Renewable energy company, Pennant Walters, has provided a cash injection of £15,000 to Abercerdin Primary School which has allowed the development of a community hub, housing a library and other resources for local families, and a 90 metre animal area which will allow the school to operate as a Farm School.
Pennant Walters provided the funding as part of its policy of ensuring local communities benefit from its investments
With the nearest free library located in Tonyrefail, Headteacher Helen Gentle was determined to ensure that the pupils of Abercerdin and their families had easier access to a wealth of resources to enrich their learning.
Ms Gentle explains:
“We are a school that is situated in an economically deprived area and to not have easy access to free books is senseless. In order to boost the community prospects we need to raise the level of resources available.

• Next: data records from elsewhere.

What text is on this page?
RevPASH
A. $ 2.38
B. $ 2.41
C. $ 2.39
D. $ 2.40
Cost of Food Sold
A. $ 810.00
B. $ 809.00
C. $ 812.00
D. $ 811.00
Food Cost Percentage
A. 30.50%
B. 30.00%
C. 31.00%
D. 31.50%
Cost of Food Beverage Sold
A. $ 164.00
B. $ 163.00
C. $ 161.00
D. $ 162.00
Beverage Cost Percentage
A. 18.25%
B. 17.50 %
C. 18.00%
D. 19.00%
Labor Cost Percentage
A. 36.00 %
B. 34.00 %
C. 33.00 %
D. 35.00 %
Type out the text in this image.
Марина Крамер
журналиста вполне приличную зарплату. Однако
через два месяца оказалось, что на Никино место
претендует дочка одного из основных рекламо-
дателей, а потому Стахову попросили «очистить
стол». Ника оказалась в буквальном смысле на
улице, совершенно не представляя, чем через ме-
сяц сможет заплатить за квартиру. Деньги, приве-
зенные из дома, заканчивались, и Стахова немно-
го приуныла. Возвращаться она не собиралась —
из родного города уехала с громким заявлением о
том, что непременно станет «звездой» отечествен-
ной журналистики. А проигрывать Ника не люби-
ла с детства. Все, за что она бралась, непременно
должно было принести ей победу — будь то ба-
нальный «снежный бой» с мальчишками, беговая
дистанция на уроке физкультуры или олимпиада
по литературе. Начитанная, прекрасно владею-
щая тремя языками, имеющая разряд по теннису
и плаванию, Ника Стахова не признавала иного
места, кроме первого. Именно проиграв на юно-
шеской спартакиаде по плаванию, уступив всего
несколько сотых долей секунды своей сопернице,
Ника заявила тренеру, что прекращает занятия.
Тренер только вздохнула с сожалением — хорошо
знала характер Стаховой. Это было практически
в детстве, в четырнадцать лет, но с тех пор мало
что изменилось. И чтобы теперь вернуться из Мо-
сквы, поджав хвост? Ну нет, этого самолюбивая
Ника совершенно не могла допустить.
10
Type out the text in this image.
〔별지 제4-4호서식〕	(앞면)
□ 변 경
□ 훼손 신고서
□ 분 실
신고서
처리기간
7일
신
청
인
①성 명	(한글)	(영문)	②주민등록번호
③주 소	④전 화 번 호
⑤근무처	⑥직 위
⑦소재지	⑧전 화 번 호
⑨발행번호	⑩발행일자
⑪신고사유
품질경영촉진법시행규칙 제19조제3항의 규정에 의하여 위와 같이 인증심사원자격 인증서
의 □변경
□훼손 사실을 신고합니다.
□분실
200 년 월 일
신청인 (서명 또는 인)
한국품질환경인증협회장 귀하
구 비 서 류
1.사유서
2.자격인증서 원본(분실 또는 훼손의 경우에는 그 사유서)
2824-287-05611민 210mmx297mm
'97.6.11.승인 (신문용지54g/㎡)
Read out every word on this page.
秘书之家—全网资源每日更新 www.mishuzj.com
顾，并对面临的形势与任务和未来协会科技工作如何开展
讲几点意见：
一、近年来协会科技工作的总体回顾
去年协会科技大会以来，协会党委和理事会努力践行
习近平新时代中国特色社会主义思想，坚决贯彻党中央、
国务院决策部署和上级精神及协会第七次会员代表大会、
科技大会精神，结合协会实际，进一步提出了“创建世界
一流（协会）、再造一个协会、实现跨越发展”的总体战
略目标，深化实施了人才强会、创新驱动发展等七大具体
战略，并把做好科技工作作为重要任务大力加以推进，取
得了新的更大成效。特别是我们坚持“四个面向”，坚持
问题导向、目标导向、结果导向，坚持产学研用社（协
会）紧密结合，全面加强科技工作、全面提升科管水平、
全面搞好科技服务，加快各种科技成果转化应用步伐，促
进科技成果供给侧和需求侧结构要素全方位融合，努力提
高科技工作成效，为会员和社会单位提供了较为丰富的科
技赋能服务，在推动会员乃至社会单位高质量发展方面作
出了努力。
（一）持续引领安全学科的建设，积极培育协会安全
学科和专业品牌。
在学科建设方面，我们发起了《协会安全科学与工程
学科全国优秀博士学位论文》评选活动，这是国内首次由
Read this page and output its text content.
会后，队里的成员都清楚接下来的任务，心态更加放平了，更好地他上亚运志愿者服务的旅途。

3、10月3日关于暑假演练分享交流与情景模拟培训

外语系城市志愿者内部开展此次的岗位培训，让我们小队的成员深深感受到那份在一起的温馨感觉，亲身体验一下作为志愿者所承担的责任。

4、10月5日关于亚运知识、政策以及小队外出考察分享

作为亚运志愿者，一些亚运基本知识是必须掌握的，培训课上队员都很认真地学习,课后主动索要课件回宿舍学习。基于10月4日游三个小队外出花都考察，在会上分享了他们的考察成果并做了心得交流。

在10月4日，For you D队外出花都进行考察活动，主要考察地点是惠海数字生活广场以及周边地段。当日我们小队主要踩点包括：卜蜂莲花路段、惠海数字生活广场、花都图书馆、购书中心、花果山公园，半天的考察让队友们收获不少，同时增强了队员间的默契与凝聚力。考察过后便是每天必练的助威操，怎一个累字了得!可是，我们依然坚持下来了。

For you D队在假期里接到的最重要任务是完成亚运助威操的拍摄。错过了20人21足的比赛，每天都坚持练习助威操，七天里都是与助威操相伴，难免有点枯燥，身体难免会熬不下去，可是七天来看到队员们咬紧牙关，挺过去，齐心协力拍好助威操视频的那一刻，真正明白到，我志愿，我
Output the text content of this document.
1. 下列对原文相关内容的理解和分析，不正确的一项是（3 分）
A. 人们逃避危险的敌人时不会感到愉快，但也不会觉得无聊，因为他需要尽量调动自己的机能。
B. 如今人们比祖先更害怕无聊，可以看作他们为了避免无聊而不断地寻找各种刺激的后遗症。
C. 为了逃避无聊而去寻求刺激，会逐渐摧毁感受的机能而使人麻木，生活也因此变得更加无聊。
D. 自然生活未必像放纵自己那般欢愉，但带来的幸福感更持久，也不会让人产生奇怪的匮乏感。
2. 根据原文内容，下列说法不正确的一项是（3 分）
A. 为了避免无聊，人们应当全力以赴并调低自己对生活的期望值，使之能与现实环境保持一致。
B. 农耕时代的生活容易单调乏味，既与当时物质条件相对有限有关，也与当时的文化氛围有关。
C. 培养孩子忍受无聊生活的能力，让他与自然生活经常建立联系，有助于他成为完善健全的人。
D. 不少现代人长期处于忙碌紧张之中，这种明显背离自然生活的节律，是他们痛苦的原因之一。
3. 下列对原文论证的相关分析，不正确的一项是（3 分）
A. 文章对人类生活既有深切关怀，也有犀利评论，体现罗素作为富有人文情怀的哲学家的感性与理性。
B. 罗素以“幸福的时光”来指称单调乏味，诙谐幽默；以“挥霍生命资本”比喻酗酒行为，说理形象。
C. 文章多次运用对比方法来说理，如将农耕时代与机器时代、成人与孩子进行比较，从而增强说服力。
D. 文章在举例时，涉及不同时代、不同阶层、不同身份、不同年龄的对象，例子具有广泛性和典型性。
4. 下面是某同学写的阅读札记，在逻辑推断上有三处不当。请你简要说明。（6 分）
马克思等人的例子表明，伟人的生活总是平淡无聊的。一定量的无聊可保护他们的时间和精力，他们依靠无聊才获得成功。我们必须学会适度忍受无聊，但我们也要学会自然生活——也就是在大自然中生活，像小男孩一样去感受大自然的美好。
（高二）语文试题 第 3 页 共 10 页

“We approached Pennant Walters with the ideas of the community hub and the farmland area and were absolutely delighted to learn that we had been successful in our funding application.”
Following receipt of the funding, Abercerdin Primary set about making links with a local carpenter who has spent time transforming the assembly and dining hall into a community hub. Now benefitting from bespoke shelving around the perimeter, the hub now houses a wealth of books for pupils and the entire community, as well as the latest technology to improve learning.
The farm area, which is operated on a 90 metre stretch of land, has benefitted from a fence that will allow more people to work simultaneously in a safe environment. Hosting a number of animals including chickens, rabbits and guinea pigs, the funding has allowed Abercerdin Primary to operate as a Farm School.
“Having this farm area will improve pupil and community awareness and allow access and participation in land-based education which has proven particularly beneficial for non-traditional or disadvantaged students.
“Operating as a Farm School will help us deliver a range of school and community activity and increase the access and participation in land-based higher education.
“We are absolutely thrilled that Pennant Walters has allowed these community projects to come to fruition. Everyone in the local community, pupils and families alike, are on-board and can see the huge benefits that will be derived from having such resources on our doorstep.
“We would like to thank Pennant Walters for allowing us to be as inclusive as possible in developing the community hub and farmland and we hope that the local community will join us in realising their benefits.”